Junior doctors are accusing district health boards of going "nuclear" in their long employment row.
The comments came on the last day of urgent talks, under the mantle of the Employment Relations Authority, in another attempt to resolve the row.
The industrial battle between the Resident Doctors Association and all district health boards has already triggered five strikes at public hospitals.
During the row over who should control hours and rosters, the contract for junior doctors - who are members of the Resident Doctors Association - has expired.
Under a recent law change, DHBs have said because of a deal with another union, Specialty Trainees of New Zealand (SToNZ), they must offer an individual employment contract to all doctors who move between hospitals for training.
The advice was given to all junior doctors.
But in a letter obtained by RNZ, the RDA told its members, "Don't move employer unless you have to."
The RDA also told its members if they worked in Auckland or Wellington and were moving to another DHB in the same region, they did not need to sign another deal because their employment agreement stood.
"Everyone else: Due to a recent law change, DHBs must now offer the SToNZ MECA [multi-employer collective agreement] as an IEA to all new employees," a letter to members said.
"We suggest trying to avoid changing DHBs.
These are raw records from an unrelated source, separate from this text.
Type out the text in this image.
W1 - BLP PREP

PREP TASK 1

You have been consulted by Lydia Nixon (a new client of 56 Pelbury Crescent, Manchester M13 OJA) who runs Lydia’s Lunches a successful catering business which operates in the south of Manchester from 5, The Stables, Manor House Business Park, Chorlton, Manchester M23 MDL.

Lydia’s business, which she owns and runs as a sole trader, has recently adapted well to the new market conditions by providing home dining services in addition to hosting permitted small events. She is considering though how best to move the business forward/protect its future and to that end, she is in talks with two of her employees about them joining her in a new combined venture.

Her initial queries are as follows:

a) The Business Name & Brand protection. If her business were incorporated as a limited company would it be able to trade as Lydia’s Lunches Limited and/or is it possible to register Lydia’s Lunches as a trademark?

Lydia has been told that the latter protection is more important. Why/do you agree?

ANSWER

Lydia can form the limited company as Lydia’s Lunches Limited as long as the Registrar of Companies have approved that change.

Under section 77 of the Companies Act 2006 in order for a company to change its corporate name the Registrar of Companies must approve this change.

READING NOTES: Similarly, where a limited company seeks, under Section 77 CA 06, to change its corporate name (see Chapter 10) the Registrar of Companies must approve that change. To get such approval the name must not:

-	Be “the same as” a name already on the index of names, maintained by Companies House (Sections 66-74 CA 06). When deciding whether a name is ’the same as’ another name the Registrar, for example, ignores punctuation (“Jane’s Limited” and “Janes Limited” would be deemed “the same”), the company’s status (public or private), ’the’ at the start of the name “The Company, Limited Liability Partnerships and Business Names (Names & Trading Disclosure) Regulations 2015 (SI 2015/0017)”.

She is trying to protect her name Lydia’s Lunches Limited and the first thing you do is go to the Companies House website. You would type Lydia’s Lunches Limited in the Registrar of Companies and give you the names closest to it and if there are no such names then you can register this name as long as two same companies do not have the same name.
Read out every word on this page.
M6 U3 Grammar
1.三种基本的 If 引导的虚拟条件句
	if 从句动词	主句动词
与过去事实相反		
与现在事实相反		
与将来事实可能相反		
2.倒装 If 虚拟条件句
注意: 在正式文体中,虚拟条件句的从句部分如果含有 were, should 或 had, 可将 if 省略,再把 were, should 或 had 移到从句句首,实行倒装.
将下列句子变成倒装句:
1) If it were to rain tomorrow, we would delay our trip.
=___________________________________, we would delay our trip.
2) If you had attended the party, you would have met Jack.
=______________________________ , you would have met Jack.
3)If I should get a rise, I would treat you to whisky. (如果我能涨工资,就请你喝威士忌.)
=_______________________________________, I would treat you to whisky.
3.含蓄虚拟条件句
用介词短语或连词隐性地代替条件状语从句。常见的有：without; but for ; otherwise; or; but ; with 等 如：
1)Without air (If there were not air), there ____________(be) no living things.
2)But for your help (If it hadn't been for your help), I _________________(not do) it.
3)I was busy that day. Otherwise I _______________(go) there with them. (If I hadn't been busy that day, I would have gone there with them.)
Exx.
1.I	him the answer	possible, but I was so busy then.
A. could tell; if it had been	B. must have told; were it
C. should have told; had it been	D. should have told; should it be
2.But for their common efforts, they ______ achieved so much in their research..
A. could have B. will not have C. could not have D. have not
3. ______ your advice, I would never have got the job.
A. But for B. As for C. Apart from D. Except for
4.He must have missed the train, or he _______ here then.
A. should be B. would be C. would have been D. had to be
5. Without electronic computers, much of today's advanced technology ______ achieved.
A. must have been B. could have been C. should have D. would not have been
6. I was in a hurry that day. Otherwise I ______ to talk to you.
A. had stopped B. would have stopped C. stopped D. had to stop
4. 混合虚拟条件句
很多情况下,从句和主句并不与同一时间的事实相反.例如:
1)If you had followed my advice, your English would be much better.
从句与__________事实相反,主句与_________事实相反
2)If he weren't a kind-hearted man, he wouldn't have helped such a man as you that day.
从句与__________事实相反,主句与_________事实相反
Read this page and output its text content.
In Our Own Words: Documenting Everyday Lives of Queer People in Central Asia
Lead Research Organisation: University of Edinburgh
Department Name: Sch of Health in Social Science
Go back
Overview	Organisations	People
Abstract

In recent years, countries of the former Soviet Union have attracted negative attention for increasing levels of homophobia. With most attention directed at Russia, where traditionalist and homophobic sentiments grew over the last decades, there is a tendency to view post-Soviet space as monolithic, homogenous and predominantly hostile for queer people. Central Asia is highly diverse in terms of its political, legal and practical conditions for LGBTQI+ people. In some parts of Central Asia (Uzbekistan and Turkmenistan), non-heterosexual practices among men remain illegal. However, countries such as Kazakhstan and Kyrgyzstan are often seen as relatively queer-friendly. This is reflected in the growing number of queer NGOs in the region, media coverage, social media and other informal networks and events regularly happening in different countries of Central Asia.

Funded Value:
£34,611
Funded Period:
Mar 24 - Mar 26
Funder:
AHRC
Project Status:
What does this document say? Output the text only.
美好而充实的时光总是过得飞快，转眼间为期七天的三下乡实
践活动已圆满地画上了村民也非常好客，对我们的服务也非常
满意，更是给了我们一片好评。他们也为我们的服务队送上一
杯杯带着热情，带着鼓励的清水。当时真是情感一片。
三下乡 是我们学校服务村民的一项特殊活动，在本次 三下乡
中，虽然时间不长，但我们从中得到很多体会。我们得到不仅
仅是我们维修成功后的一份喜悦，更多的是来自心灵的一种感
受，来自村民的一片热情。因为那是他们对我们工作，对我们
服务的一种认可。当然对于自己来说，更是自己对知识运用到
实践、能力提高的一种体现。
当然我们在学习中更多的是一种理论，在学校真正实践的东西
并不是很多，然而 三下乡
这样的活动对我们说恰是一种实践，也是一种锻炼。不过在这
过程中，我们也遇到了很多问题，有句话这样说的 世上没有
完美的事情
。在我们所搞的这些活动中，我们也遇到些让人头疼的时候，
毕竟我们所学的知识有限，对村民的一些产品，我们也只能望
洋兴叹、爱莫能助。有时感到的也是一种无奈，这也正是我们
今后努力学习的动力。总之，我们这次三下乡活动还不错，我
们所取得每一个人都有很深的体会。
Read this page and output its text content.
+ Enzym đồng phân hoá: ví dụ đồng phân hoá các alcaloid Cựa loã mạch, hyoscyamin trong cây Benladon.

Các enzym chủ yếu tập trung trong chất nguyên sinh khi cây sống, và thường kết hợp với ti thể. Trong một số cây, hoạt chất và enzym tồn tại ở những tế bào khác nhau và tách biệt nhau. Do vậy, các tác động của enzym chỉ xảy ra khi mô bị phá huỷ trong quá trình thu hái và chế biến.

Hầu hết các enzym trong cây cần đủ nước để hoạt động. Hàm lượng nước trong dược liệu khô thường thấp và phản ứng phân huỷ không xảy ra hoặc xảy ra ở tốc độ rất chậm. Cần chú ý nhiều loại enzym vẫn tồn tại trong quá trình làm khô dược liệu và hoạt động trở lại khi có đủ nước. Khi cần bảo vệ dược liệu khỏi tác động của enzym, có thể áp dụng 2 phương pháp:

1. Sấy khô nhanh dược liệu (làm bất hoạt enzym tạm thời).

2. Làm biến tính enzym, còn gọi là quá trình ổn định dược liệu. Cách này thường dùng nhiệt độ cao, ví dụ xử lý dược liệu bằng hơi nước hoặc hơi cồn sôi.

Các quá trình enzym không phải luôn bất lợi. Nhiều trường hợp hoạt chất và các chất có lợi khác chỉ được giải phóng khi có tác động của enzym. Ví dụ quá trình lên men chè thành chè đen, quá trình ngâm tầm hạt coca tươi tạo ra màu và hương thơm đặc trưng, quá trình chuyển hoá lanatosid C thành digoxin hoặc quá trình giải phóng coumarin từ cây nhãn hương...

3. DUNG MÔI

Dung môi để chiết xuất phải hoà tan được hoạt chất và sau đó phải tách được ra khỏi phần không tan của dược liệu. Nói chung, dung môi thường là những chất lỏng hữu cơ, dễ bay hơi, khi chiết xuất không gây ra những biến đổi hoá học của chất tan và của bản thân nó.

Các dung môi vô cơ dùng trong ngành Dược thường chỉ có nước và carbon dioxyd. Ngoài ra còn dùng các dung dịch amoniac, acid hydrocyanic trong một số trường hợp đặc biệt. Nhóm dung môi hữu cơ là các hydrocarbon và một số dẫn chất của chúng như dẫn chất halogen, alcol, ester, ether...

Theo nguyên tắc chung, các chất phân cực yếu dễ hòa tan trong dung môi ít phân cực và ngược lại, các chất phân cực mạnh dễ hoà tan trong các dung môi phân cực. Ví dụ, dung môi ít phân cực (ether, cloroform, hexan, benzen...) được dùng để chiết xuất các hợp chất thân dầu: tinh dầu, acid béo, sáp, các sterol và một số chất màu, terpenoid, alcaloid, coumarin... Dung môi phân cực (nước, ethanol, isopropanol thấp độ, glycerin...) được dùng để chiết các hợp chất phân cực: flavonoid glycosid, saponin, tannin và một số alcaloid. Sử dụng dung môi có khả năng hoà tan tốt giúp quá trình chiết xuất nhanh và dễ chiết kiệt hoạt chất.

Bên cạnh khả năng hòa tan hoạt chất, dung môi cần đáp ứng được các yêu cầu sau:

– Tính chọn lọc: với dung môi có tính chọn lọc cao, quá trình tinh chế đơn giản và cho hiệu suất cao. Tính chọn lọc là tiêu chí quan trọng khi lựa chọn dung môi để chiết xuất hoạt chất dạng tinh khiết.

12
However, if you have to move, this will affect you as you will automatically be offered an IEA with lesser terms and conditions."
A senior advocate for the RDA, David Munro, said the DHBs' advice to doctors was provocative.
He confirmed the union had no plans to ballot its members for further strike action.
"It's just incredibly disappointing that that peace gesture if you like to allow the facilitation process to be what it needs to [be], has not been reciprocated by the DHBs who've gone nuclear on offering the inferior SToNZ agreement to our members."
DHBs would not comment.
But, on the question of their communication with junior doctors, they said: "DHBs are committed to fulfilling their obligations as good employers and communicating appropriately."